Looking at the above chart, you will see “what happened”. In the early 90s, the 486dx-66 was the last great consumer CPU before the 3d revolution really took off. The death of the Amiga, the rise of the accelerated playstation and the absolute dominance of the Pentium changed how home computing worked. After that moment, graphics acceleration was a must and MIPS did not matter anymore. Thus, the PS-1, even though it is only 30 mips, had enough graphics acceleration to do things a similarly priced PC of the day could not.
The original Pentium (P5, 1993–1997) provided several key architectural accelerations that Quake's software renderer exploited via hand-tuned x86 assembly (primarily by Michael Abrash), delivering ~2–3x the performance of a 486DX4-100 in rasterization-heavy scenes.
The Days before GPU Acceleration
The Pentium was really the key that launched the GPU acceleration wars.
- Superscalar dual integer pipelines (U/V): Allowed two integer instructions per cycle, allowing quake to draw pixels in bursts
- Pipelined FPU: pipelined floating point ops let Quake fire FDIV for perspective-correct texturing in parallel with integer rasterization (r_alias.s), making slow DIV “free” (~1c effective).
- 64-bit FPU data path: Enabled fast 64-bit FP loads/stores and near-free FXCH (stack rotates, 0-1c), optimizing matrix/dot products for geometry and lighting
- Branch prediction: predicted branches (e.g., bottom-of-loop) increased throughput.
These Pentium-specific traits were exploited via Abrash's hand-tuned ASM (id386.asm) delivered a 3x speedup over 486DX4-100 and AMD/Cyrix 5×86-133 style CPUs, crushing the clones' weaker floatinf point pipelining and marginalizing them in gaming. Pentium began to dominate the 1996 PC market as Quake's “minimum viable” software 3D benchmark, shifting devs from CPU raster hacks to hardware offload. Next, GLQuake/Voodoo (1996) hit 60+ FPS by rasterizing on GPUs, birthing the 3D acceleration era.
Profiling Experiments
Here are the results of tight-loop experiments featuring benchmarks of one instruction. They are intended as relative results only. Taken on an i7-12700k.

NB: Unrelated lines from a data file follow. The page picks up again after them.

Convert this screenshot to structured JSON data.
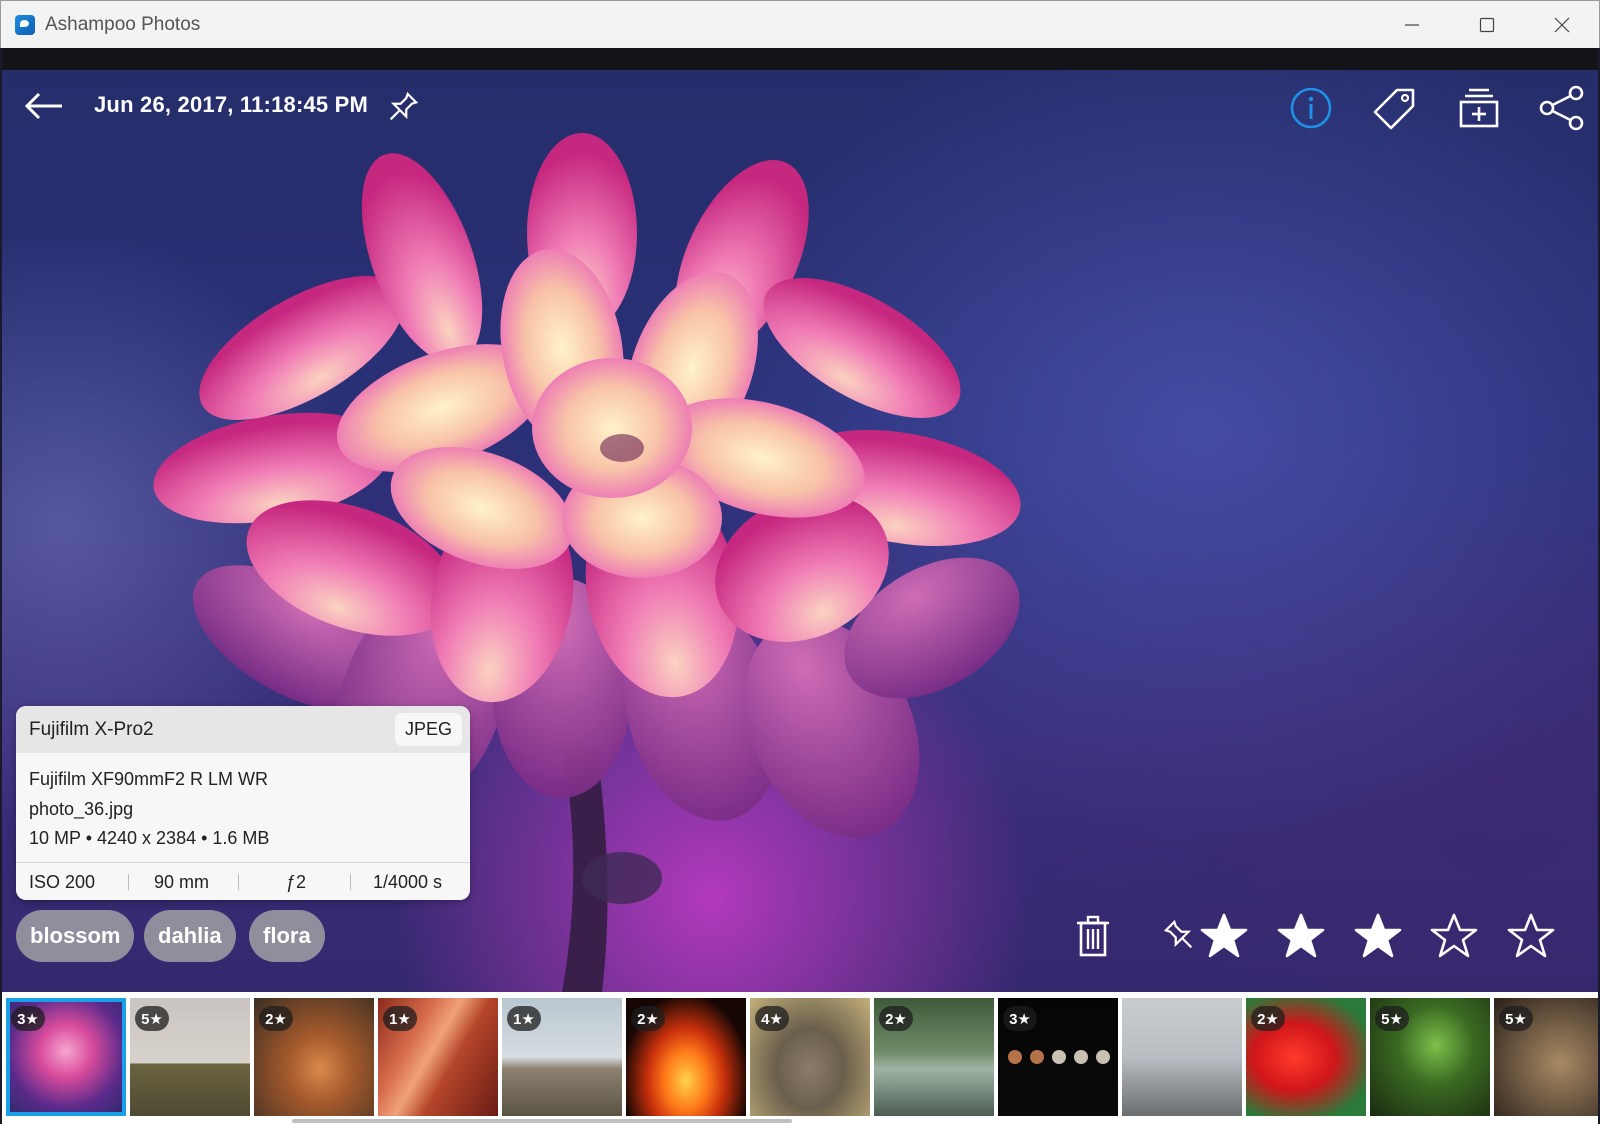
{
  "window": {
    "title": "Ashampoo Photos",
    "controls": [
      "minimize-icon",
      "maximize-icon",
      "close-icon"
    ]
  },
  "viewer": {
    "date_title": "Jun 26, 2017, 11:18:45 PM",
    "toolbar_icons": [
      "info-icon",
      "tag-icon",
      "add-to-album-icon",
      "share-icon"
    ],
    "accent_color": "#1e90e8"
  },
  "info": {
    "camera": "Fujifilm X-Pro2",
    "format": "JPEG",
    "lens": "Fujifilm XF90mmF2 R LM WR",
    "filename": "photo_36.jpg",
    "specs": "10 MP • 4240 x 2384 • 1.6 MB",
    "iso": "ISO 200",
    "focal": "90 mm",
    "aperture": "ƒ2",
    "shutter": "1/4000 s"
  },
  "tags": [
    "blossom",
    "dahlia",
    "flora"
  ],
  "rating": {
    "value": 3,
    "max": 5
  },
  "filmstrip": [
    {
      "rating": "3★",
      "selected": true
    },
    {
      "rating": "5★"
    },
    {
      "rating": "2★"
    },
    {
      "rating": "1★"
    },
    {
      "rating": "1★"
    },
    {
      "rating": "2★"
    },
    {
      "rating": "4★"
    },
    {
      "rating": "2★"
    },
    {
      "rating": "3★"
    },
    {
      "rating": ""
    },
    {
      "rating": "2★"
    },
    {
      "rating": "5★"
    },
    {
      "rating": "5★"
    }
  ]
}
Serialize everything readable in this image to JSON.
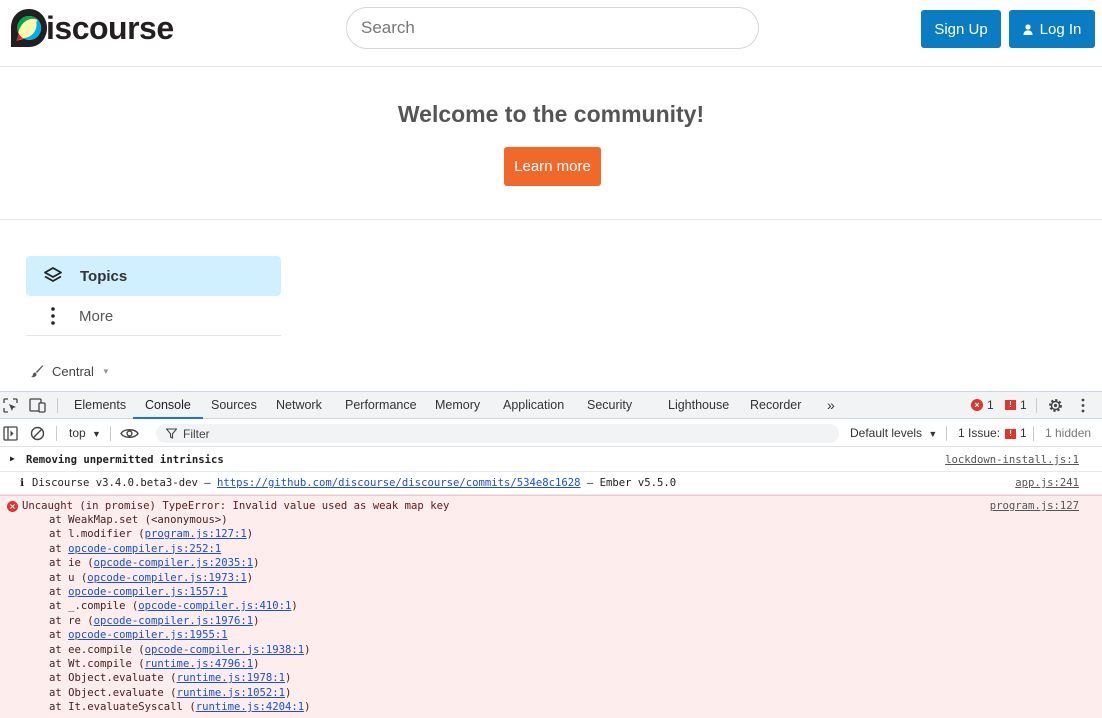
{
  "header": {
    "logo_text": "iscourse",
    "search_placeholder": "Search",
    "signup_label": "Sign Up",
    "login_label": "Log In"
  },
  "banner": {
    "title": "Welcome to the community!",
    "learn_more_label": "Learn more"
  },
  "sidebar": {
    "topics_label": "Topics",
    "more_label": "More",
    "category_label": "Central"
  },
  "devtools": {
    "tabs": [
      "Elements",
      "Console",
      "Sources",
      "Network",
      "Performance",
      "Memory",
      "Application",
      "Security",
      "Lighthouse",
      "Recorder"
    ],
    "error_count": "1",
    "warning_count": "1",
    "context_label": "top",
    "filter_placeholder": "Filter",
    "levels_label": "Default levels",
    "issues_label": "1 Issue:",
    "issues_count": "1",
    "hidden_label": "1 hidden"
  },
  "console": {
    "row1_msg": "Removing unpermitted intrinsics",
    "row1_src": "lockdown-install.js:1",
    "row2_prefix": "Discourse v3.4.0.beta3-dev — ",
    "row2_link": "https://github.com/discourse/discourse/commits/534e8c1628",
    "row2_suffix": " — Ember v5.5.0",
    "row2_src": "app.js:241",
    "error_msg": "Uncaught (in promise) TypeError: Invalid value used as weak map key",
    "error_src": "program.js:127",
    "stack": [
      {
        "pre": "at WeakMap.set (<anonymous>)",
        "link": "",
        "post": ""
      },
      {
        "pre": "at l.modifier (",
        "link": "program.js:127:1",
        "post": ")"
      },
      {
        "pre": "at ",
        "link": "opcode-compiler.js:252:1",
        "post": ""
      },
      {
        "pre": "at ie (",
        "link": "opcode-compiler.js:2035:1",
        "post": ")"
      },
      {
        "pre": "at u (",
        "link": "opcode-compiler.js:1973:1",
        "post": ")"
      },
      {
        "pre": "at ",
        "link": "opcode-compiler.js:1557:1",
        "post": ""
      },
      {
        "pre": "at _.compile (",
        "link": "opcode-compiler.js:410:1",
        "post": ")"
      },
      {
        "pre": "at re (",
        "link": "opcode-compiler.js:1976:1",
        "post": ")"
      },
      {
        "pre": "at ",
        "link": "opcode-compiler.js:1955:1",
        "post": ""
      },
      {
        "pre": "at ee.compile (",
        "link": "opcode-compiler.js:1938:1",
        "post": ")"
      },
      {
        "pre": "at Wt.compile (",
        "link": "runtime.js:4796:1",
        "post": ")"
      },
      {
        "pre": "at Object.evaluate (",
        "link": "runtime.js:1978:1",
        "post": ")"
      },
      {
        "pre": "at Object.evaluate (",
        "link": "runtime.js:1052:1",
        "post": ")"
      },
      {
        "pre": "at It.evaluateSyscall (",
        "link": "runtime.js:4204:1",
        "post": ")"
      }
    ]
  },
  "colors": {
    "accent_blue": "#0a7cc2",
    "learn_orange": "#f1692a",
    "topics_bg": "#d1f0ff",
    "error_red": "#dc362e",
    "error_row_bg": "#fdeded"
  }
}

The basic “unrolled LDA $1000” example executes at 95 MIPS in the WASM version and at 675 MIPS in the C version. However, there's an issue if we go beyond this relative benchmark.
MIPS isn't useful
The following program illustrates a baseline:
.address $000100
LDCD $0FFFFFFF ; choose a number to make the test take ~10 seconds
loop:
DEC CD ; Decrement CD
JNZ @loop ; Jump to loop if CD != 0
HALT ; Halt when done
- WASM version 55 MIPS.
- C version was 560 MIPS.
But here's the problem with MIPS. LSTEP, a command that does DEC CD and JNZ in one step, performs at 360 MIPS (in the C version). This shows that MIPS is somewhat deceptive as a measurement. The LSTEP command is performing the work of both DEC and JNZ in less time than each; but since it is a relatively slow command in and of itself it lowers the MIPS of the system as a whole. In reality if it was counted as two instructions it would show over ~700 MIPS. If we use a dual stage LSTEP (on two 16 bit registers) it runs in 470 MIPS (940 mips equivalent).
CISC vs RISC
This shows that time spent on the hot path is slow, while time spent in the hot path is fast. That is, just like the WASM version, the C version does best with CISC instructions. MIPS itself, is not as important as it seems. What matters is the quality of the instruction set.
Using a RISC-like ISA is only a requirement if you are emulating a particular architecture. It is not a good idea for a fantasy computer in general. A fantasy computer does better with CISC instructions.
A final example; I had benchmarked kernal 0.7.2 at 750 MIPS, then I switched kernals to from 0.7.2 to 0.8.3. This had the effect of putting CASETAB into the hot path. This meant that instead of performing hundreds of JZ and CMP instructions per system loop, we performed one CASETAB. MIPS dropped to 550. But I assure you, the system is running much faster. You see, the runtime itself is lower; 10 seconds at 750 MIPS is slower than 5 seconds at 550 mips. That's the real takeaway; despite having a lower number of MIPS, the system runs measurably faster with the new CISC instructions.